In the case of Prader-Willi syndrome, the paternal copy is absent while the maternal 'silent' copy is present. Prader-Willi syndrome is characterized by low birth weight, hypersomnolence, low appetite and poor suckling. The child typically develops a voracious appetite around 1–2 years of age which typically leads to early onset obesity. Children with Prader-Willi syndrome typically have reduced height throughout childhood and absence of pubertal growth.

==== Kinship theory ====
A paradigm used to study genomic imprinting is kinship theory. Kinship theory argues that imprinting evolves due to conflicts between the interests of paternal and maternal genes within an infant, specifically in regards to infant use of maternal resources.
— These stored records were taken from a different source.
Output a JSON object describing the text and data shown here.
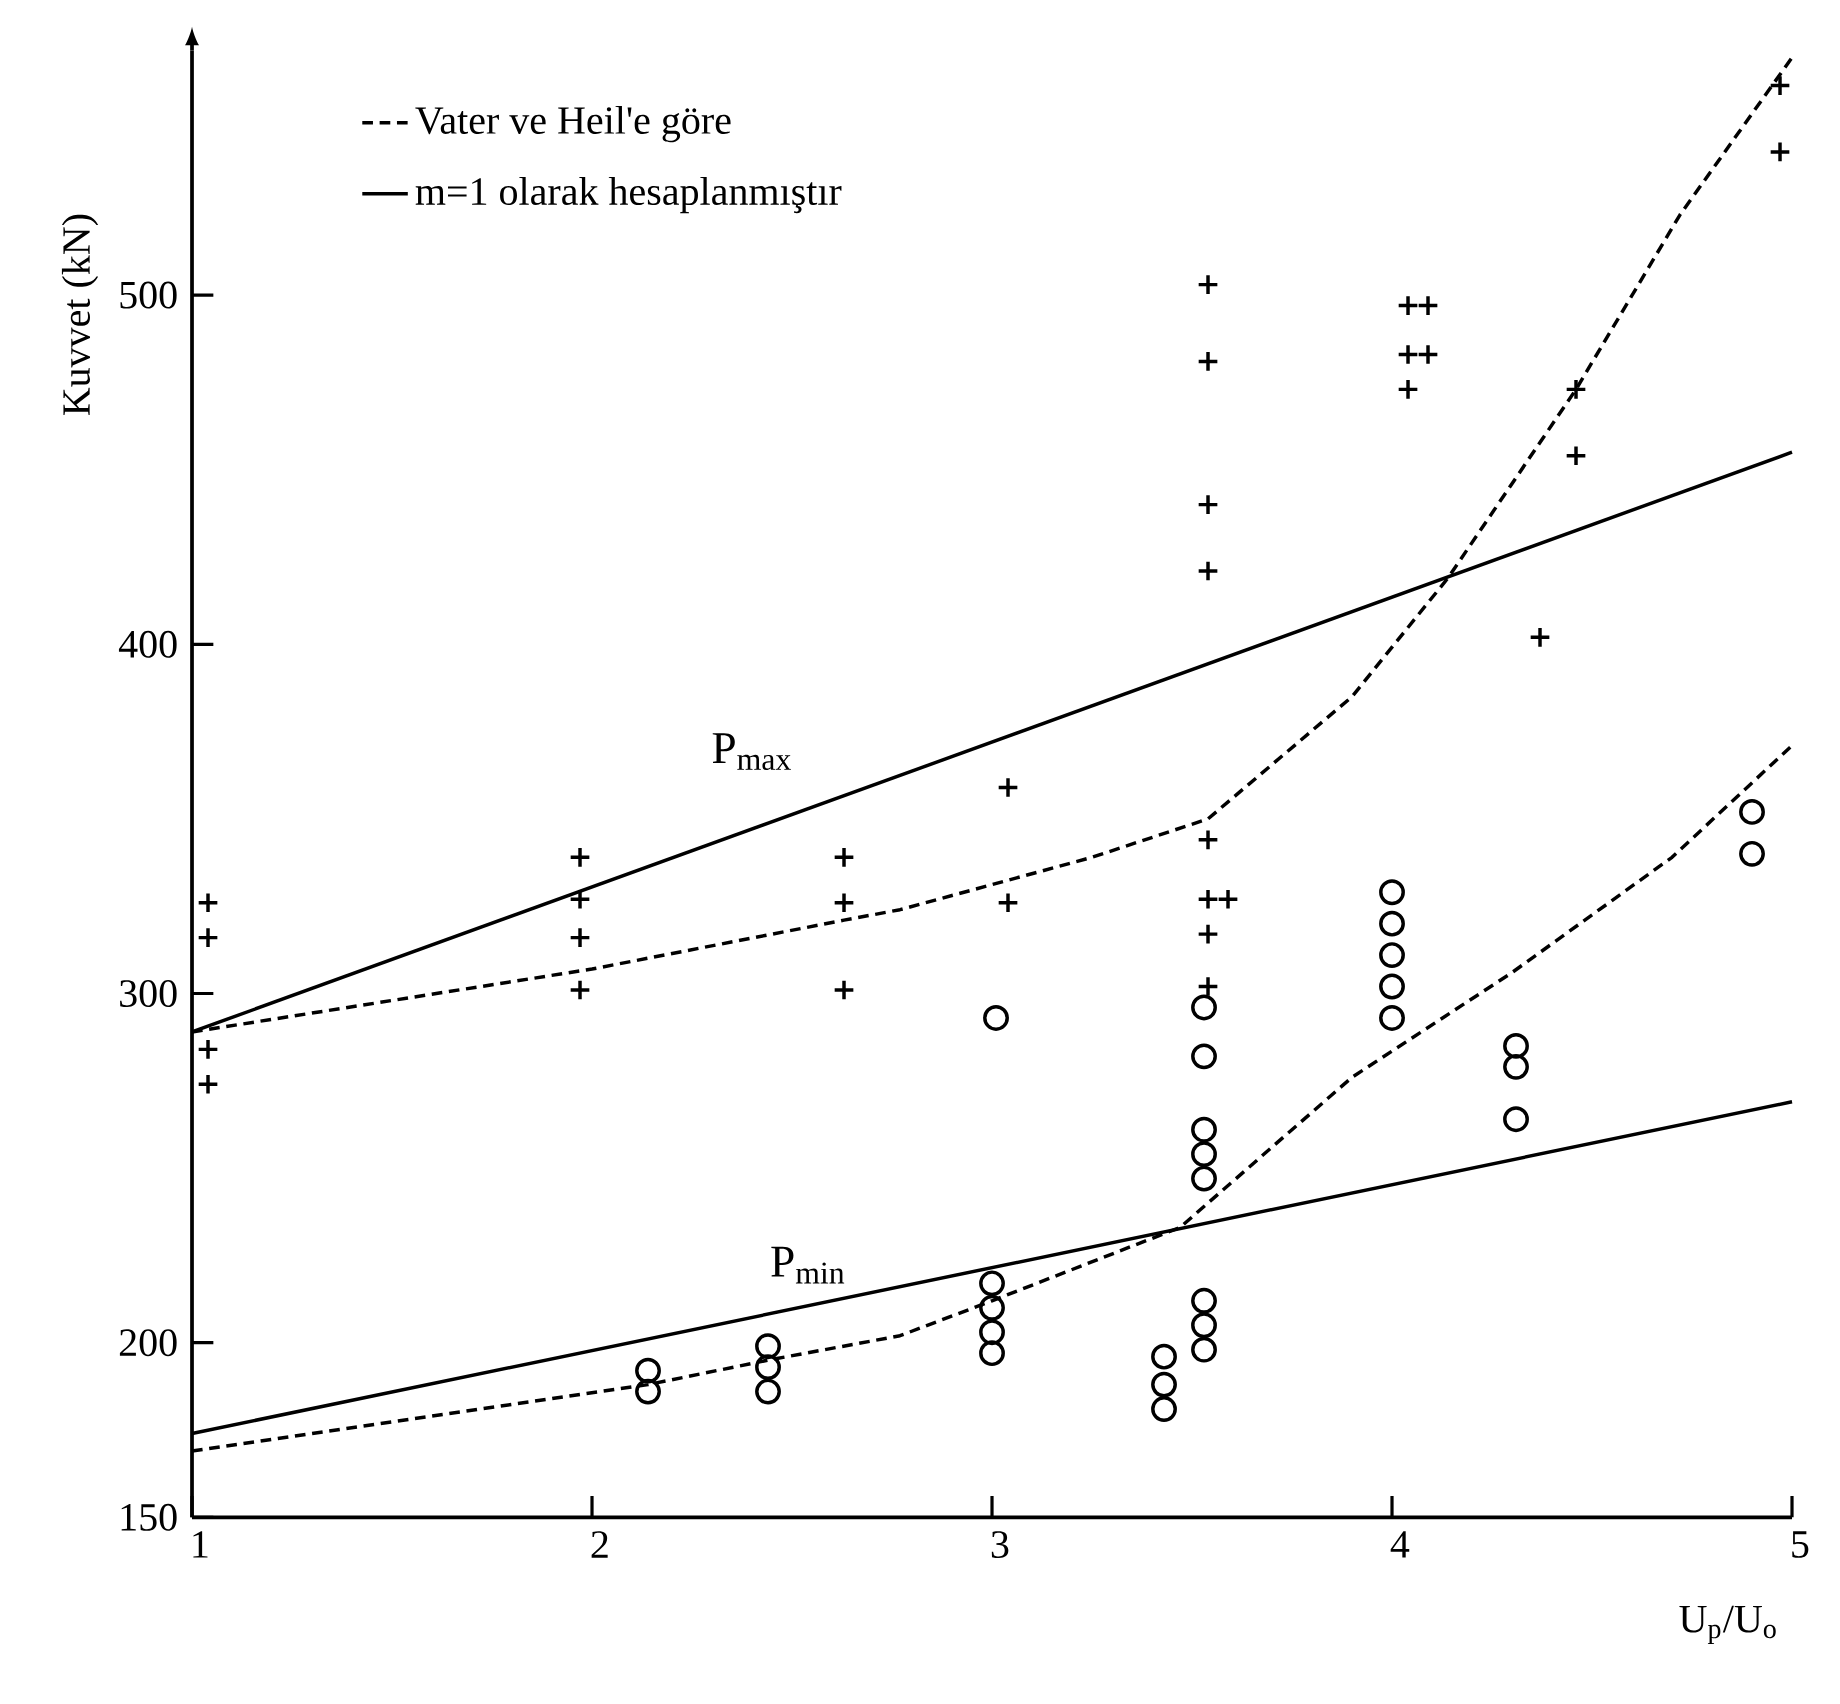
{
  "chart_data": {
    "type": "scatter",
    "xlabel": "U$_{p}$/U$_{o}$",
    "ylabel": "Kuvvet (kN)",
    "xlim": [
      1,
      5
    ],
    "ylim": [
      150,
      570
    ],
    "xticks": [
      1,
      2,
      3,
      4,
      5
    ],
    "yticks": [
      150,
      200,
      300,
      400,
      500
    ],
    "legend": "top left",
    "grid": false,
    "annotations": [
      "P$_{max}$",
      "P$_{min}$"
    ],
    "series": [
      {
        "type": "line",
        "name": "Vater ve Heil'e göre",
        "color": "#000000",
        "line_style": "dashed",
        "marker": "none",
        "x": [
          1,
          2,
          2.63,
          2.77,
          3.25,
          3.54,
          3.9,
          4.14,
          4.46,
          4.72,
          5.0
        ],
        "values": [
          289,
          307,
          321,
          324,
          339,
          350,
          385,
          419,
          473,
          523,
          568
        ]
      },
      {
        "type": "line",
        "name": "m=1 olarak hesaplanmıştır",
        "color": "#000000",
        "line_style": "solid",
        "marker": "none",
        "x": [
          1,
          5
        ],
        "values": [
          289,
          455
        ]
      },
      {
        "type": "line",
        "color": "#000000",
        "line_style": "dashed",
        "marker": "none",
        "x": [
          1,
          2.14,
          2.44,
          2.77,
          3.0,
          3.47,
          3.9,
          4.3,
          4.7,
          5.0
        ],
        "values": [
          169,
          188,
          195,
          202,
          212,
          233,
          276,
          306,
          339,
          371
        ]
      },
      {
        "type": "line",
        "color": "#000000",
        "line_style": "solid",
        "marker": "none",
        "x": [
          1,
          5
        ],
        "values": [
          174,
          269
        ]
      },
      {
        "type": "scatter",
        "color": "#000000",
        "marker": "cross",
        "x": [
          1.04,
          1.04,
          1.04,
          1.04,
          1.97,
          1.97,
          1.97,
          1.97,
          2.63,
          2.63,
          2.63,
          3.04,
          3.04,
          3.54,
          3.54,
          3.54,
          3.54,
          3.54,
          3.54,
          3.59,
          3.54,
          3.54,
          4.04,
          4.09,
          4.04,
          4.09,
          4.04,
          4.46,
          4.46,
          4.37,
          4.97,
          4.97
        ],
        "values": [
          326,
          316,
          284,
          274,
          339,
          327,
          316,
          301,
          339,
          326,
          301,
          359,
          326,
          503,
          481,
          440,
          421,
          344,
          327,
          327,
          317,
          302,
          497,
          497,
          483,
          483,
          473,
          473,
          454,
          402,
          560,
          541
        ]
      },
      {
        "type": "scatter",
        "color": "#000000",
        "marker": "circle",
        "x": [
          2.14,
          2.14,
          2.44,
          2.44,
          2.44,
          3.01,
          3.0,
          3.0,
          3.0,
          3.0,
          3.53,
          3.53,
          3.53,
          3.53,
          3.53,
          3.53,
          3.53,
          3.53,
          3.43,
          3.43,
          3.43,
          4.0,
          4.0,
          4.0,
          4.0,
          4.0,
          4.31,
          4.31,
          4.31,
          4.9,
          4.9
        ],
        "values": [
          192,
          186,
          199,
          193,
          186,
          293,
          217,
          210,
          203,
          197,
          296,
          282,
          261,
          254,
          247,
          212,
          205,
          198,
          196,
          188,
          181,
          329,
          320,
          311,
          302,
          293,
          285,
          279,
          264,
          352,
          340
        ]
      }
    ]
  }
}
Mothers can have children who have different fathers, therefore paternally-derived genes are expected to exploit maternal resources in favor of offspring growth, while maternally-derived genes are expected to constrain maternal resource allocation in order to spread resources over multiple offspring.

Through kinship theory, the occurrence of Prader-Willi syndrome is theorized to result from the absence of the paternally derived gene, and the only copy is the maternally 'silent' copy. In this case, the child is expected to express behaviors which reduced maternal costs in evolutionary history. In particular, a reduction of infant feeding responses and low appetite over the period of years when the child would near completely rely on breastmilk from its mother would allow mothers to allocate their resources across themselves and multiple offspring. Breastfeeding an infant is estimated to cost around an additional 500 kcals per day, if additional energy is not consumed during lactation, body stores are used making breastfeeding a costly maternal endeavor. Low appetite in early age is followed by a sudden onset of appetite and feeding behaviors around age 2. In traditional subsistence communities, this corresponds with the age that children would be weaned from breastmilk and offered supplementary solid foods. It is likely that these weaning foods were less directly costly to the mother than breastfeeding, either because gathering these food items were less energetically costly for her to gather, or she could rely on social partners to assist her in gathering the food. Therefore, Prader-Willi allows us to see the roles of normally invisible imprinting effects which arose in relation to ancestral parental provisioning conflicts. In typically developing individuals, the imprinted genes related to Prader-Willi and Angelman syndrome are balanced in a "tug-of-war" designed by natural selection. However, when one of these genes is missing the balance is disrupted and the effects result in the phenotypes seen in these disorders.

=== Menopause ===
Some authors have argued that variability in the timing of onset and the symptom expression of menopause may represent intragenomic conflict. Human female reproductive capacity ends around age 50, which is around two decades earlier than women's expected lifespans, including in communities without access to medical care. Many have questioned why menopause evolved, since women who did not experience menopause would be able to increase their fitness by extending their reproductive capacities and having more children. The Grandmother Hypothesis argues that menopause evolved because it is an adaptation which increases a woman's fitness through inclusive fitness, that is promoting her genes through her relatives such as her grandchildren. Selective forces related to the onset of menopause may be different between paternal and maternal interests. Ecological differences in female-biased dispersal patterns in ancestral environments may be related to current difference between populations as to the onset and symptomatology of menopause. If so, women whose ancestors evolved in populations with lower female bias in dispersal will be more likely to experience more severe symptoms and earlier menopause than women whose ancestors evolved in populations with higher female bias in dispersal.